The WASTC Winter ICT Educators conference always offers a “big picture” look at trends and practices in the education and industry landscape, particularly from the point of view of educators and employers on the West Coast.

Here’s a sample of some of the more memorable things we heard during the event…

1. It’s a misnomer to believe that “data is never wrong.” Data analytics is not just about software development and scripting. Ethics and literacy are also important elements. Pre-existing patterns of bias and inequality can be unwittingly – or perhaps maliciously – transferred into data sets and analysis. Data analysts must always challenge data quality, data classification, data annotation, and data interpretation. There is a difference between persuasion and fact.

2. Google reported higher completion rates post-COVID for its IT certifications (91% for synchronous students, 80% for asynchronous students) than pre-COVID, where both delivery methods were closer to 70% completion.

3. LinkedIn recommends three strategies to maximize the impact of your profile: focus on your story rather than making your page look like a resume or cover letter, grow your network by reaching out to fellow alumni or others in your industry, and take the time to post thoughtful and relevant content. Learn about these strategies by downloading Ryan Zervakos’ “Using LinkedIn to Crush It” presentation here.

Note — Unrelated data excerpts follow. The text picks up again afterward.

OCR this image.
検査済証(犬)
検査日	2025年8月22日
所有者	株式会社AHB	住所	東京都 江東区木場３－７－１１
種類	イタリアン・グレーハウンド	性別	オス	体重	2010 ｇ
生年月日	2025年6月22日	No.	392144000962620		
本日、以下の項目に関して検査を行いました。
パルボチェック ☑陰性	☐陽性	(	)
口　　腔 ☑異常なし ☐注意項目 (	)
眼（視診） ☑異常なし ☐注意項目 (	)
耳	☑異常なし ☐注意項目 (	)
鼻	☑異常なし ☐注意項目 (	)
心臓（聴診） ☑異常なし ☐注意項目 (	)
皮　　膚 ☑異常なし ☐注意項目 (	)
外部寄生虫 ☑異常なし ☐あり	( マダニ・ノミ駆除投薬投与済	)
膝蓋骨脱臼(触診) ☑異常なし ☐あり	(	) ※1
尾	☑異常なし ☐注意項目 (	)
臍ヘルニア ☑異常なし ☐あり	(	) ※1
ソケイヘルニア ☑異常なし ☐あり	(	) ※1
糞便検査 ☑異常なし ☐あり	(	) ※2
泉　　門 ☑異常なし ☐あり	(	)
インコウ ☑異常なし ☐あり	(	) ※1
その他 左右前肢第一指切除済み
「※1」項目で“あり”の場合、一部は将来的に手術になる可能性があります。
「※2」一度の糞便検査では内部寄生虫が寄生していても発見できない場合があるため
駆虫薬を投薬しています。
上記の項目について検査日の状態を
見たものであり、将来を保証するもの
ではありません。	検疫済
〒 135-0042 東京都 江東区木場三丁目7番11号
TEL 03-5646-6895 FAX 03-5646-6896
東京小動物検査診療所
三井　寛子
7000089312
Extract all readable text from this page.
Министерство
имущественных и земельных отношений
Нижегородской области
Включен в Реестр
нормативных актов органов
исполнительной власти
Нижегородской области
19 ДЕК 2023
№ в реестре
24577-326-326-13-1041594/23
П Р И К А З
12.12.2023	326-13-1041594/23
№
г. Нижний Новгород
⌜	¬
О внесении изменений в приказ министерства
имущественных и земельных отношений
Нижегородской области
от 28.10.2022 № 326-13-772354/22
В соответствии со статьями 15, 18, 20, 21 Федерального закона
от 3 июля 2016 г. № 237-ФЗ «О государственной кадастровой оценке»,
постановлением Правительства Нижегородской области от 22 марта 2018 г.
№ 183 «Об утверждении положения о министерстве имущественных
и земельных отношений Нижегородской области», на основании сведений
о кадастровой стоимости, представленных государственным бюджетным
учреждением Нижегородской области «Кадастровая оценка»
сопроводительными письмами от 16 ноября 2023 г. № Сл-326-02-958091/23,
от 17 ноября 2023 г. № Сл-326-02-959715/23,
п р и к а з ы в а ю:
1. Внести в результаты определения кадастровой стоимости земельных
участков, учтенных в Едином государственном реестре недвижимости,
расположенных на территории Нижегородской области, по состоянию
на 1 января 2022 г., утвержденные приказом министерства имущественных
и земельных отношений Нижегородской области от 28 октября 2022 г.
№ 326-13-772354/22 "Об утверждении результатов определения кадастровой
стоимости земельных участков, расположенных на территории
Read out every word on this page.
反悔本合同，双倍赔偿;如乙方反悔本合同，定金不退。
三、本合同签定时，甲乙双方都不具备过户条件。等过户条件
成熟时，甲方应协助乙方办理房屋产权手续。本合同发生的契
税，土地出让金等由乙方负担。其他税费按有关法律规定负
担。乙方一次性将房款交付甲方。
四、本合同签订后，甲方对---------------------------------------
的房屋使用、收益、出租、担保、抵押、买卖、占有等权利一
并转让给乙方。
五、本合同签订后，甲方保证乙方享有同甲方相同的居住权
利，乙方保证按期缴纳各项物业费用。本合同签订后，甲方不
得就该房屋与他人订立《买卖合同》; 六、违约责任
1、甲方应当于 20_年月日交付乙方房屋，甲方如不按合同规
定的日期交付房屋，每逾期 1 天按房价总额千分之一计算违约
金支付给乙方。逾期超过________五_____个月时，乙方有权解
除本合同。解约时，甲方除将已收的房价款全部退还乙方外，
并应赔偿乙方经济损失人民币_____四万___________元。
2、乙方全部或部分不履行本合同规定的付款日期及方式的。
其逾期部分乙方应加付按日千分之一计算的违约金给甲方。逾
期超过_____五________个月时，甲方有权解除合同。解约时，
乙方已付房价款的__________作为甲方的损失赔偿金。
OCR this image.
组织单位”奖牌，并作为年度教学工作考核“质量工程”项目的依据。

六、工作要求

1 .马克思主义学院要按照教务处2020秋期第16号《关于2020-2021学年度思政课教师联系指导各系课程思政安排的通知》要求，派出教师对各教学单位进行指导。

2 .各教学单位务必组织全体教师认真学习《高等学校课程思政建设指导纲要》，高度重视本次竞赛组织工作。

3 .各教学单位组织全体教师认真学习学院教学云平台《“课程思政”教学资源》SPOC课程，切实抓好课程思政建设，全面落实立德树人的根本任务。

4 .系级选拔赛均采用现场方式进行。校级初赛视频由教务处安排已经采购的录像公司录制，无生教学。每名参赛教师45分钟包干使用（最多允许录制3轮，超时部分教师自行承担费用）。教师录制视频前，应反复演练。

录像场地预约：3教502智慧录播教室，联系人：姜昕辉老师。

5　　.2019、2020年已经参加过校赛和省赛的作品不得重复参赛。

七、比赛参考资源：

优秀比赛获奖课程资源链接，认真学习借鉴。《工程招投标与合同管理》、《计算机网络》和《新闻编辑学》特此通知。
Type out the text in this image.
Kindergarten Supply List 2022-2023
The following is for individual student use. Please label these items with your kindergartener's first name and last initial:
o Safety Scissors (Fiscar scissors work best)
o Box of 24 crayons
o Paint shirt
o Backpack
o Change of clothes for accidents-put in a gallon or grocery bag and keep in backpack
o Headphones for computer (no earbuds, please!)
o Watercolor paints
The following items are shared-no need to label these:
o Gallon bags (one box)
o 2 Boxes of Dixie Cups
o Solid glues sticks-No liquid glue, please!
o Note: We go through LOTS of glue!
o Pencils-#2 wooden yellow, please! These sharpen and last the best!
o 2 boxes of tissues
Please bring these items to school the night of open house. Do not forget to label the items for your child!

4. If all of the world’s data in 2017 was the size of a golf ball (25 zettabytes), 2024’s data would be the size of a baseball (over 130 zettabytes).

5. By 2025, 85 million jobs may be displaced by a shift in the division of labor between humans and machines, but 97 million new jobs may emerge.

6. Most opportunities on LinkedIn come from your 2nd and 3rd connections, which is why it’s important to develop more 1st connections.

7. Google offers free data sets that can be used in data analytics classes. Visit

8. LinkedIn reports that the most in-demand “soft” employability skills are creativity, persuasion, collaboration, adaptability, and emotional intelligence. The most in-demand “hard” technical skills are blockchain, cloud computing, analytical reasoning, artificial intelligence, and UX design.

9. Peter Coffee from SalesForce asks that we think of AI in terms of “useful verbs.” AI can, for example, delegate low-value high-attention tasks to machines, anticipate problems rather than react, minimize false positives and negatives in troubleshooting, streamline and simplify processes, augment and empower workers, and review and refine operations based on new data analysis.

10. A pre-COVID “emerging jobs report” on LinkedIn called AI specialist, robotics engineers, data scientist, full stack engineer, and site reliability engineer as the five fastest-growing jobs on LinkedIn.

11. Companies must beware of organizing based on activities rather than outcomes. To devise a new system, one must be prepared to also redesign the organization. Companies need workers who can think in terms of the customer experience, rather than rigid business silos of data and function.